Par une chaude journée d’août 1995, sur le Mount Iris au nord de l’Idaho, Wade et son épouse Jenny chargent du bois sur leur pick up en prévision de l’hiver toujours glacial sur la montagne où ils vivent dans une maison perdue dans les bois avec leurs filles June et May. June joue un peu plus loin, May s’est réfugiée dans le pick up pour éviter les piqûres des taons quand Jenny fatiguée vient se reposer un instant dans le véhicule.

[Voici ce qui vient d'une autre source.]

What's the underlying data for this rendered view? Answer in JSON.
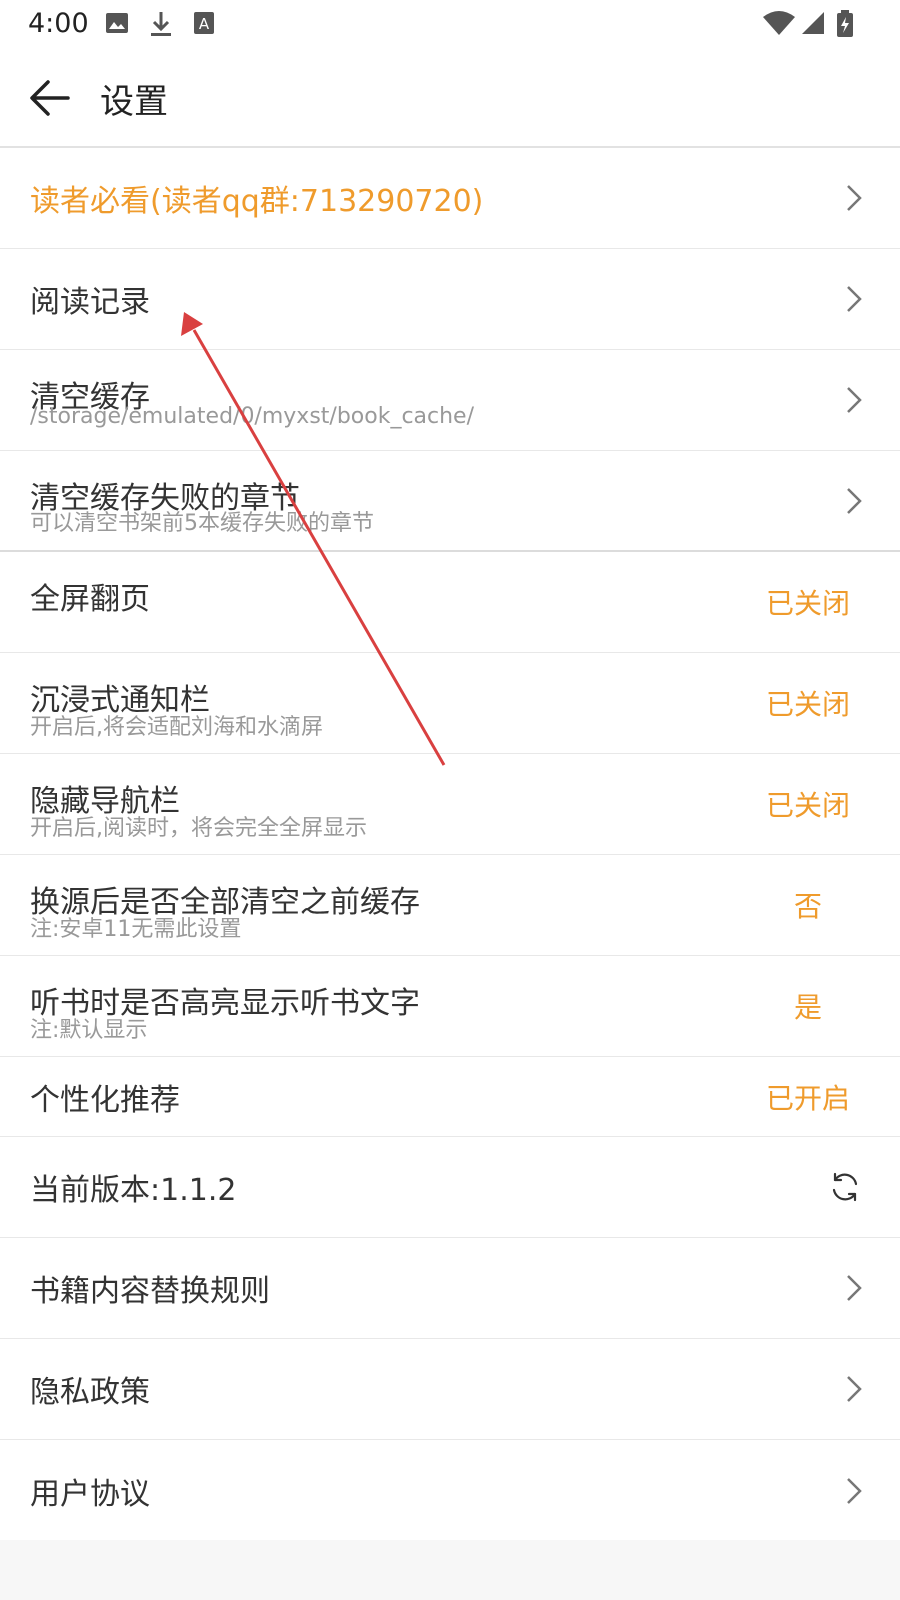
{
  "statusbar": {
    "time": "4:00",
    "left_icons": [
      "image-icon",
      "download-icon",
      "font-icon"
    ],
    "right_icons": [
      "wifi-icon",
      "signal-icon",
      "battery-charging-icon"
    ]
  },
  "header": {
    "back_icon": "arrow-left-icon",
    "title": "设置"
  },
  "colors": {
    "accent": "#ef9b2c",
    "text": "#333333",
    "subtext": "#999999",
    "annotation_arrow": "#d94040"
  },
  "settings": {
    "items": [
      {
        "label": "读者必看(读者qq群:713290720)",
        "accent": true,
        "action": "chevron"
      },
      {
        "label": "阅读记录",
        "action": "chevron"
      },
      {
        "label": "清空缓存",
        "subtitle": "/storage/emulated/0/myxst/book_cache/",
        "action": "chevron"
      },
      {
        "label": "清空缓存失败的章节",
        "subtitle": "可以清空书架前5本缓存失败的章节",
        "action": "chevron"
      },
      {
        "label": "全屏翻页",
        "value": "已关闭"
      },
      {
        "label": "沉浸式通知栏",
        "subtitle": "开启后,将会适配刘海和水滴屏",
        "value": "已关闭"
      },
      {
        "label": "隐藏导航栏",
        "subtitle": "开启后,阅读时，将会完全全屏显示",
        "value": "已关闭"
      },
      {
        "label": "换源后是否全部清空之前缓存",
        "subtitle": "注:安卓11无需此设置",
        "value": "否"
      },
      {
        "label": "听书时是否高亮显示听书文字",
        "subtitle": "注:默认显示",
        "value": "是"
      },
      {
        "label": "个性化推荐",
        "value": "已开启"
      },
      {
        "label": "当前版本:1.1.2",
        "action": "sync-icon"
      },
      {
        "label": "书籍内容替换规则",
        "action": "chevron"
      },
      {
        "label": "隐私政策",
        "action": "chevron"
      },
      {
        "label": "用户协议",
        "action": "chevron"
      }
    ]
  }
}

Tout semble calme, trop peut-être, seule la chanson que May fredonne, une chanson qu’elle a apprise avec Ann la professeure de chant qui enseigne la musique à Wade et le chant à June, emplit de son la cabine du véhicule quand soudain Jenny abat la hachette qu’elle avait encore en main sur le crâne de la fillette. Geste abominable, Wade panique, June a disparu, Jenny est pétrifiée. La police arrive après, un bon moment après, et ne peut pas comprendre, mais Jenny s’accuse de tout et ne veut aucun pardon de qui que ce soit.

 

A partir de là, Emily autopsie les survivants en ajoutant Ann, la professeure de chant et de musique qui épouse Wade ensuite, l’accompagnant sur son chemin de douleur et dans sa maladie dégénérescente. Dans un texte que certains trouveront peut-être un peu long et un peu lent, Emily décortique chaque brindille de vie, cherche les objets les plus menus et les plus anodins, capte les regards, sonde les humeurs, écoute le vent, les oiseaux, les feuilles qui frissonnent, les moindres bruits qui troublent le calme des montagnes pour tenter de comprendre ce qui s’est passé, pourquoi ceci est advenu, ce qui va se passer et comment elle et les autres personnages de cette tragédie vont se projeter dans l’avenir qu’elle prévoit jusqu’en 2025. Tout est pour elle source d’information, même ses rêves et ses impressions, elle croit retrouver June, elle fait revivre May, elle projette Jenny dans sa vie après la détention, elle comprend l’avenir de Wade en étudiant la vie de son père. Ce texte est magnifique même s’il est un peu long, c’est surtout la façon dont l’auteure raconte son histoire qui est enthousiasmante, d’autant plus qu’elle la met en musique sur le piano qu’elle utilisait pour enseigner son art. C’est une tragédie, un opéra, un opéra dans un décor majestueux, fantastique, effrayant, La fiancée du Far West revisitée par une grande auteure.

 

Emily lie son texte au destin de Jenny derrière les barreaux de sa prison et dans la réclusion qu’elle s’est infligée refusant tout pardon et toute compassion. Elle est un peu le personnage symbolique de ce récit, c’est elle qui incarne le mieux ces personnages d’une extrême sensibilité, écharpés, à vif, ces êtres qui contrastent tellement avec les descendants des pionniers restés rudes, frustes, durs au mal, sans pitié, pionniers devenus les « rednecks », citoyens qui aujourd’hui pèsent lourd dans les choix des Américains. Les enfants des cow-boys des films de notre jeunesse sont peut-être impitoyables mais ils peuvent aussi avoir des cœurs et des âmes hypersensibles. Et si je n’ai pas senti le souffle des grands espaces parcourir les plaines et les montagnes de l’Idaho, j’ai découvert à la lecture de ce roman une grande auteure douée du double talent de la virtuosité de l’écriture et d’une capacité à comprendre les femmes et les hommes qu’elle fait vivre dans ses histoires.